The study published in the journal Marketing Science shows that residents in states where marijuana is legal conduct less online searches for alcohol.
The data used in the research, which “covers over 28 million searches and 120 million ad impressions related to cannabis, alcohol and tobacco industries” between January 2014 and April 2017, revealed that interest in alcohol products went down by 11% after legalization kicked in.
“It appears the alcohol industry has valid reason to be concerned about legal marijuana and may need creative strategies to avoid market decline if it passes,” assistant professor Pengyuan Wang at the University of Georgia commented on the study’s findings.
Meanwhile, in the months following legalization, interest in tobacco products appears to go up.

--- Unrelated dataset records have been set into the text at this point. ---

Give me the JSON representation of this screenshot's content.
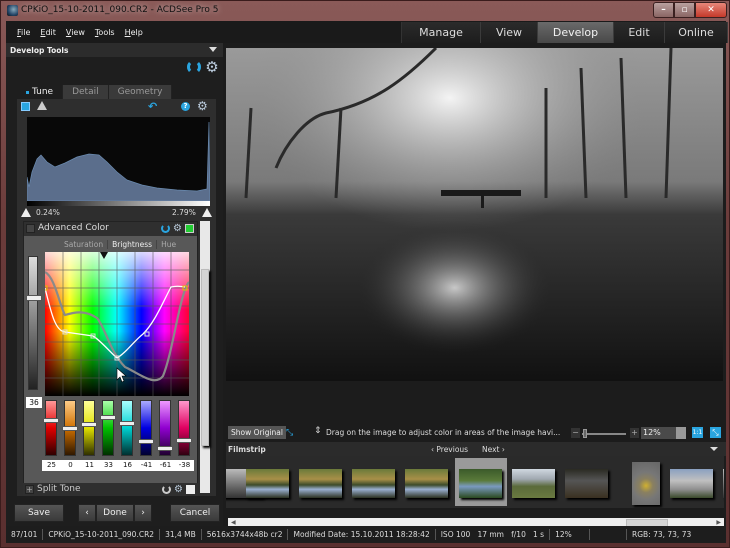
{
  "window": {
    "title": "CPKiO_15-10-2011_090.CR2 - ACDSee Pro 5",
    "controls": {
      "minimize": "–",
      "maximize": "▫",
      "close": "✕"
    }
  },
  "menu": {
    "items": [
      "File",
      "Edit",
      "View",
      "Tools",
      "Help"
    ]
  },
  "mode_tabs": [
    {
      "label": "Manage",
      "active": false
    },
    {
      "label": "View",
      "active": false
    },
    {
      "label": "Develop",
      "active": true
    },
    {
      "label": "Edit",
      "active": false
    },
    {
      "label": "Online",
      "active": false
    }
  ],
  "develop_tools": {
    "header": "Develop Tools",
    "tabs": [
      {
        "label": "Tune",
        "active": true
      },
      {
        "label": "Detail",
        "active": false
      },
      {
        "label": "Geometry",
        "active": false
      }
    ],
    "histogram": {
      "shadow_clip": "0.24%",
      "highlight_clip": "2.79%"
    },
    "advanced_color": {
      "title": "Advanced Color",
      "enabled_color": "#22cc33",
      "subtabs": [
        {
          "label": "Saturation",
          "active": false
        },
        {
          "label": "Brightness",
          "active": true
        },
        {
          "label": "Hue",
          "active": false
        }
      ],
      "master_value": "36",
      "master_level": 0.3,
      "sliders": [
        {
          "name": "red",
          "value": "25",
          "colors": [
            "#ff9999",
            "#e00000",
            "#300000"
          ]
        },
        {
          "name": "orange",
          "value": "0",
          "colors": [
            "#ffcc88",
            "#d07000",
            "#301800"
          ]
        },
        {
          "name": "yellow",
          "value": "11",
          "colors": [
            "#ffff99",
            "#e0e000",
            "#303000"
          ]
        },
        {
          "name": "green",
          "value": "33",
          "colors": [
            "#aaffaa",
            "#00c000",
            "#003000"
          ]
        },
        {
          "name": "cyan",
          "value": "16",
          "colors": [
            "#aaffff",
            "#00d0d0",
            "#003030"
          ]
        },
        {
          "name": "blue",
          "value": "-41",
          "colors": [
            "#aaaaff",
            "#0000e0",
            "#000030"
          ]
        },
        {
          "name": "purple",
          "value": "-61",
          "colors": [
            "#ee99ff",
            "#9000d0",
            "#200030"
          ]
        },
        {
          "name": "magenta",
          "value": "-38",
          "colors": [
            "#ff99cc",
            "#e00060",
            "#300010"
          ]
        }
      ]
    },
    "split_tone": {
      "title": "Split Tone"
    },
    "buttons": {
      "save": "Save",
      "prev": "‹",
      "done": "Done",
      "next": "›",
      "cancel": "Cancel"
    }
  },
  "viewer": {
    "show_original": "Show Original",
    "hint": "Drag on the image to adjust color in areas of the image havi...",
    "zoom_value": "12%",
    "btn_actual": "1:1",
    "btn_fit": "⤡"
  },
  "filmstrip": {
    "title": "Filmstrip",
    "prev": "‹ Previous",
    "next": "Next ›",
    "thumbnails": [
      {
        "kind": "partial",
        "selected": false
      },
      {
        "kind": "pond-bridge",
        "selected": false
      },
      {
        "kind": "pond-bridge",
        "selected": false
      },
      {
        "kind": "pond-bridge",
        "selected": false
      },
      {
        "kind": "pond-bridge",
        "selected": false
      },
      {
        "kind": "pond-green",
        "selected": true
      },
      {
        "kind": "river-path",
        "selected": false
      },
      {
        "kind": "dark-interior",
        "selected": false
      },
      {
        "kind": "arch-portrait",
        "selected": false
      },
      {
        "kind": "palace",
        "selected": false
      },
      {
        "kind": "partial",
        "selected": false
      }
    ]
  },
  "status": {
    "index": "87/101",
    "filename": "CPKiO_15-10-2011_090.CR2",
    "size": "31,4 MB",
    "dimensions": "5616x3744x48b cr2",
    "modified": "Modified Date: 15.10.2011 18:28:42",
    "exif": "ISO 100   17 mm   f/10   1 s",
    "zoom": "12%",
    "rgb": "RGB: 73, 73, 73"
  }
}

Online searches for tobacco jumped 8%, the data showed, leading Wang to conclude that anti-cannabis sentiment may not be in the best interest of the tobacco industry. “Hence, cannabis appears a substitute to alcohol, but not to tobacco,” according to the study’s authors.
When it comes to the different age groups, scientists found that post-legalization searches for marijuana increased among adults by a whopping 17%. On the other hand, searches among those aged 19 or younger went down.
“Contrary to widely held public concern after recreational cannabis is legalized, teenagers appear to lose interest, rather than gain interest. Policymakers only concerned with an uptick in teen users, may want to rethink their stance,” Wang added.
Similar research performed by analysts at Cowen and Co landed at the same conclusion several months earlier – legal marijuana negatively affects the alcoholic beverages market, most notably beer as sales in Canada fell by 6.8% in March 2019.
“As we have asserted in the past, we believe that beer faces the biggest headwind from the transition to legal cannabis access,” they said.
Vivien Azer, managing director at Cowen, previously described last year as the “worst year for beer sales in the near decade we have been covering the alcohol industry.”